Why the refusal of the ’22 this week to change the rules? Why have the Prime Minister’s noisiest backbench critics failed to persuade enough of their colleagues that she must go? Why has the Cabinet not risen in a body and told her it is all over?

One reason is that she has said she will go anyhow once her Brexit deal has been passed. Sir Graham Brady, the chairman of the ’22, has now asked her “to set out a clear timetable” for when she will leave. The problem from her point of view is that as soon as she does that, she becomes the lamest of lame ducks, with even less prospect of getting the progress on Brexit which might enable her to salvage her reputation.

The problem from the party’s point of view has nothing to do with that, and nothing to do with the rules. May is still prime minister because her parliamentary colleagues cannot agree who should replace her. An increasing number feel a purely managerial figure, drawn from the ranks of the present cabinet, will not do. ‘We need someone with a bit of oomph,’ one backbencher from the Remain wing of the party told me recently. Rather to my surprise, he is now prepared to entertain the idea of Boris Johnson as the next Tory leader.
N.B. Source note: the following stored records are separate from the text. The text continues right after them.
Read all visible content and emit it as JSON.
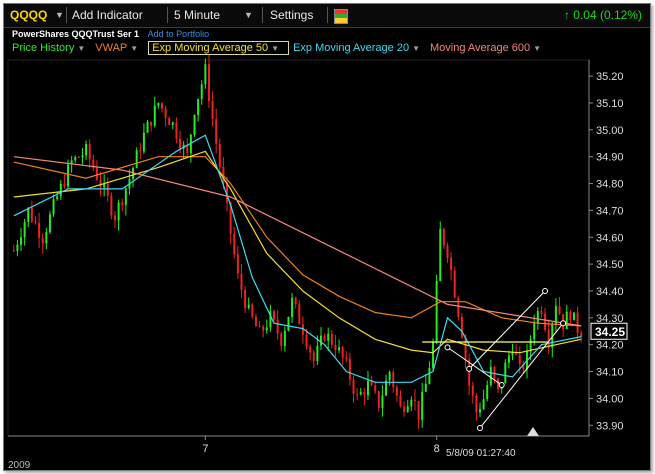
{
  "toolbar": {
    "symbol": "QQQQ",
    "add_indicator": "Add Indicator",
    "interval": "5 Minute",
    "settings": "Settings",
    "change": "↑ 0.04 (0.12%)",
    "colors": {
      "symbol": "#ffd500",
      "change": "#1fd61f"
    }
  },
  "subtitle": {
    "name": "PowerShares QQQTrust Ser 1",
    "add_to_portfolio": "Add to Portfolio"
  },
  "legend": [
    {
      "label": "Price History",
      "color": "#2ee82e",
      "boxed": false
    },
    {
      "label": "VWAP",
      "color": "#f08020",
      "boxed": false
    },
    {
      "label": "Exp Moving Average 50",
      "color": "#f0e030",
      "boxed": true
    },
    {
      "label": "Exp Moving Average 20",
      "color": "#40d8f0",
      "boxed": false
    },
    {
      "label": "Moving Average 600",
      "color": "#f08878",
      "boxed": false
    }
  ],
  "chart_data": {
    "type": "candlestick",
    "ylim": [
      33.86,
      35.26
    ],
    "y_ticks": [
      "35.20",
      "35.10",
      "35.00",
      "34.90",
      "34.80",
      "34.70",
      "34.60",
      "34.50",
      "34.40",
      "34.30",
      "34.20",
      "34.10",
      "34.00",
      "33.90"
    ],
    "x_ticks": [
      {
        "label": "7",
        "bar_index": 53
      },
      {
        "label": "8",
        "bar_index": 117
      }
    ],
    "x_left_label": "2009",
    "timestamp": "5/8/09 01:27:40",
    "last_price": "34.25",
    "bar_count": 158,
    "candle_colors": {
      "up": "#22ee22",
      "down": "#ee2222"
    },
    "price_path": [
      [
        0,
        34.55
      ],
      [
        4,
        34.7
      ],
      [
        8,
        34.6
      ],
      [
        12,
        34.75
      ],
      [
        16,
        34.88
      ],
      [
        20,
        34.92
      ],
      [
        24,
        34.8
      ],
      [
        28,
        34.68
      ],
      [
        32,
        34.82
      ],
      [
        36,
        34.98
      ],
      [
        40,
        35.1
      ],
      [
        44,
        35.02
      ],
      [
        48,
        34.9
      ],
      [
        50,
        35.08
      ],
      [
        53,
        35.22
      ],
      [
        56,
        34.95
      ],
      [
        59,
        34.7
      ],
      [
        62,
        34.45
      ],
      [
        65,
        34.32
      ],
      [
        68,
        34.24
      ],
      [
        71,
        34.3
      ],
      [
        74,
        34.22
      ],
      [
        77,
        34.36
      ],
      [
        80,
        34.26
      ],
      [
        83,
        34.14
      ],
      [
        86,
        34.24
      ],
      [
        89,
        34.2
      ],
      [
        92,
        34.12
      ],
      [
        95,
        34.0
      ],
      [
        98,
        34.05
      ],
      [
        101,
        33.98
      ],
      [
        104,
        34.1
      ],
      [
        107,
        33.96
      ],
      [
        110,
        34.02
      ],
      [
        112,
        33.94
      ],
      [
        114,
        34.05
      ],
      [
        116,
        34.2
      ],
      [
        118,
        34.62
      ],
      [
        120,
        34.55
      ],
      [
        122,
        34.4
      ],
      [
        124,
        34.25
      ],
      [
        126,
        34.05
      ],
      [
        128,
        33.95
      ],
      [
        130,
        34.0
      ],
      [
        132,
        34.1
      ],
      [
        134,
        34.02
      ],
      [
        136,
        34.12
      ],
      [
        138,
        34.2
      ],
      [
        140,
        34.1
      ],
      [
        142,
        34.15
      ],
      [
        144,
        34.3
      ],
      [
        146,
        34.34
      ],
      [
        148,
        34.22
      ],
      [
        150,
        34.36
      ],
      [
        152,
        34.28
      ],
      [
        154,
        34.32
      ],
      [
        156,
        34.26
      ],
      [
        157,
        34.25
      ]
    ],
    "series": [
      {
        "name": "VWAP",
        "color": "#f08020",
        "values": [
          [
            0,
            34.88
          ],
          [
            20,
            34.82
          ],
          [
            40,
            34.9
          ],
          [
            53,
            34.9
          ],
          [
            60,
            34.8
          ],
          [
            70,
            34.6
          ],
          [
            80,
            34.46
          ],
          [
            90,
            34.38
          ],
          [
            100,
            34.32
          ],
          [
            110,
            34.3
          ],
          [
            118,
            34.36
          ],
          [
            125,
            34.36
          ],
          [
            135,
            34.3
          ],
          [
            145,
            34.28
          ],
          [
            157,
            34.27
          ]
        ]
      },
      {
        "name": "Exp Moving Average 50",
        "color": "#f0e030",
        "values": [
          [
            0,
            34.75
          ],
          [
            20,
            34.78
          ],
          [
            40,
            34.86
          ],
          [
            53,
            34.92
          ],
          [
            60,
            34.78
          ],
          [
            70,
            34.54
          ],
          [
            80,
            34.4
          ],
          [
            90,
            34.3
          ],
          [
            100,
            34.22
          ],
          [
            110,
            34.18
          ],
          [
            116,
            34.17
          ],
          [
            120,
            34.22
          ],
          [
            130,
            34.18
          ],
          [
            140,
            34.17
          ],
          [
            150,
            34.2
          ],
          [
            157,
            34.22
          ]
        ]
      },
      {
        "name": "Exp Moving Average 20",
        "color": "#40d8f0",
        "values": [
          [
            0,
            34.68
          ],
          [
            15,
            34.78
          ],
          [
            30,
            34.78
          ],
          [
            45,
            34.92
          ],
          [
            53,
            34.98
          ],
          [
            60,
            34.72
          ],
          [
            66,
            34.45
          ],
          [
            72,
            34.28
          ],
          [
            80,
            34.26
          ],
          [
            86,
            34.2
          ],
          [
            92,
            34.1
          ],
          [
            100,
            34.06
          ],
          [
            110,
            34.06
          ],
          [
            116,
            34.1
          ],
          [
            120,
            34.3
          ],
          [
            124,
            34.25
          ],
          [
            130,
            34.1
          ],
          [
            138,
            34.08
          ],
          [
            146,
            34.2
          ],
          [
            157,
            34.23
          ]
        ]
      },
      {
        "name": "Moving Average 600",
        "color": "#f08878",
        "values": [
          [
            0,
            34.9
          ],
          [
            30,
            34.85
          ],
          [
            60,
            34.75
          ],
          [
            90,
            34.55
          ],
          [
            120,
            34.35
          ],
          [
            157,
            34.27
          ]
        ]
      }
    ],
    "annotations": {
      "support_line": {
        "y": 34.21,
        "x_start": 113,
        "x_end": 148,
        "color": "#ffff60"
      },
      "channel_lines": [
        {
          "p1": [
            126,
            34.11
          ],
          "p2": [
            147,
            34.4
          ],
          "color": "#ffffff"
        },
        {
          "p1": [
            129,
            33.89
          ],
          "p2": [
            152,
            34.28
          ],
          "color": "#ffffff"
        }
      ],
      "small_lines": [
        {
          "p1": [
            120,
            34.19
          ],
          "p2": [
            135,
            34.05
          ],
          "color": "#ffffff"
        }
      ]
    }
  }
}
But a lot of Tory MPs are horrified by the idea of Johnson taking over. Whenever the leadership contest is held, they will put up a Stop Boris candidate. Indeed, for safety’s sake they really need two Stop Boris candidates, in order to keep him off the final shortlist of two, selected by Tory MPs, between whom the membership will decide. And that is a tall order, when one considers that the next leader must be a good enough campaigner to lead the party into the next general election with some prospect of success.

So for the time being, May is the Stop Boris candidate. That is the farcical position in which the Conservative party now finds itself. Surely, one thinks, things cannot go on like this for much longer.